Dan Plesch, an Afghanistan analyst from the School of African and Oriental Studies in London, told Al Jazeera that Western powers involved in Afghanistan could be defeated.

“The Western military powers have to face the serious issue of defeat here, it may well be that the Pashtun-led Taliban movement could defeat international forces,” he said.

“We need to consider that [Osama] bin Laden in launching 9/11, he and his compatriots may have anticipated, and indeed invited American intervention, wishing to draw them into their territory and defeat them like they did with the Soviets.

“Nato and US forces may be staring defeat in the face over the course of next few years, and we need to think about how a Western humiliation in Afghanistan would impact on us.”

Leaked correspondence

On Saturday, the British government denied a claim that the UK believes the military campaign in Afghanistan is doomed to failure, after a French newspaper reported that London’s ambassador to Kabul had said foreign troops were adding to Afghanistan’s problems by helping keep in place a failing government in Kabul.

France’s weekly Le Canard Enchaine had published what it said was a leaked French diplomatic telegram recounting talks between Sherard Cowper-Coles, the British ambassador to Kabul, and a French official.

The newspaper quoted Cowper-Coles as saying that “the American strategy is destined to fail” and that Afghanistan might best be “governed by an acceptable dictator”.

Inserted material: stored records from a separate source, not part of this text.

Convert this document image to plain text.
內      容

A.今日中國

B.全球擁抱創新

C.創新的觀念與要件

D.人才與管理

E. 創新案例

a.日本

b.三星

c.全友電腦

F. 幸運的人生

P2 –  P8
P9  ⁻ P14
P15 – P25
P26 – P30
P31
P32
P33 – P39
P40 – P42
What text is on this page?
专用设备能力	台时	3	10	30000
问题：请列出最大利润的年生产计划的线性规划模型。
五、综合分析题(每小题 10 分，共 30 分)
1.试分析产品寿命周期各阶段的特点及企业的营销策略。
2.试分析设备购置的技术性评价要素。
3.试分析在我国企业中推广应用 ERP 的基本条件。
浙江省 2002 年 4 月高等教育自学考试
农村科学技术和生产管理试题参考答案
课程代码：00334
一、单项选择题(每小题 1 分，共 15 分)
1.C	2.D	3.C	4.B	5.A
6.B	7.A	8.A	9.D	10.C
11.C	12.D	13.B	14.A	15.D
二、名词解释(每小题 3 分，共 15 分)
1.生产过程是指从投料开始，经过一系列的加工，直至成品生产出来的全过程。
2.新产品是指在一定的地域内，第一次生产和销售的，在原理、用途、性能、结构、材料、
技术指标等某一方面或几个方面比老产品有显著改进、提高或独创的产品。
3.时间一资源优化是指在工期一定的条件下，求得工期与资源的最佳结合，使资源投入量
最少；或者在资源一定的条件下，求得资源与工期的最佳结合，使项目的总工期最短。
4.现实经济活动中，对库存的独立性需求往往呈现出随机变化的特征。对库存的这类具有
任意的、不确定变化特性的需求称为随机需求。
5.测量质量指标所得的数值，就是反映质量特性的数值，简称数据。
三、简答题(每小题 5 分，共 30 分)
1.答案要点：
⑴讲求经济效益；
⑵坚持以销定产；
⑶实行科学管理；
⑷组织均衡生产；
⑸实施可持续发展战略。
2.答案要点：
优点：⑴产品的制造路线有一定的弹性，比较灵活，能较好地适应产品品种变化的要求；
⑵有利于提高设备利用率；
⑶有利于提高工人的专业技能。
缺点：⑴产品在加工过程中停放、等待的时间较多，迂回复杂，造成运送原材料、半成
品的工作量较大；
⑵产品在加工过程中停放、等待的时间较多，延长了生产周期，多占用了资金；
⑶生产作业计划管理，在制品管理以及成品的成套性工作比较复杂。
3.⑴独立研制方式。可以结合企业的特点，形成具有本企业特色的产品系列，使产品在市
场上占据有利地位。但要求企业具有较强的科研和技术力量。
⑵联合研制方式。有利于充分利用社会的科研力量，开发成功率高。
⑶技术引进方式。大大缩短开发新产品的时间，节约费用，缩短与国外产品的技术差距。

The newspaper, a weekly publication known for its investigative stories, published excerpts of the telegram, including a passage that quoted the British ambassador as criticising both US presidential candidates over pledges to send more troops to Afghanistan.

“It is the American presidential candidates who must be dissuaded from getting further bogged down in Afghanistan,” an extract of the telegram published by the newspaper quoted Cowper-Coles as saying.

The newspaper said it had obtained a copy of the two-page telegram, which it reported was sent from Kabul to Paris on September 2.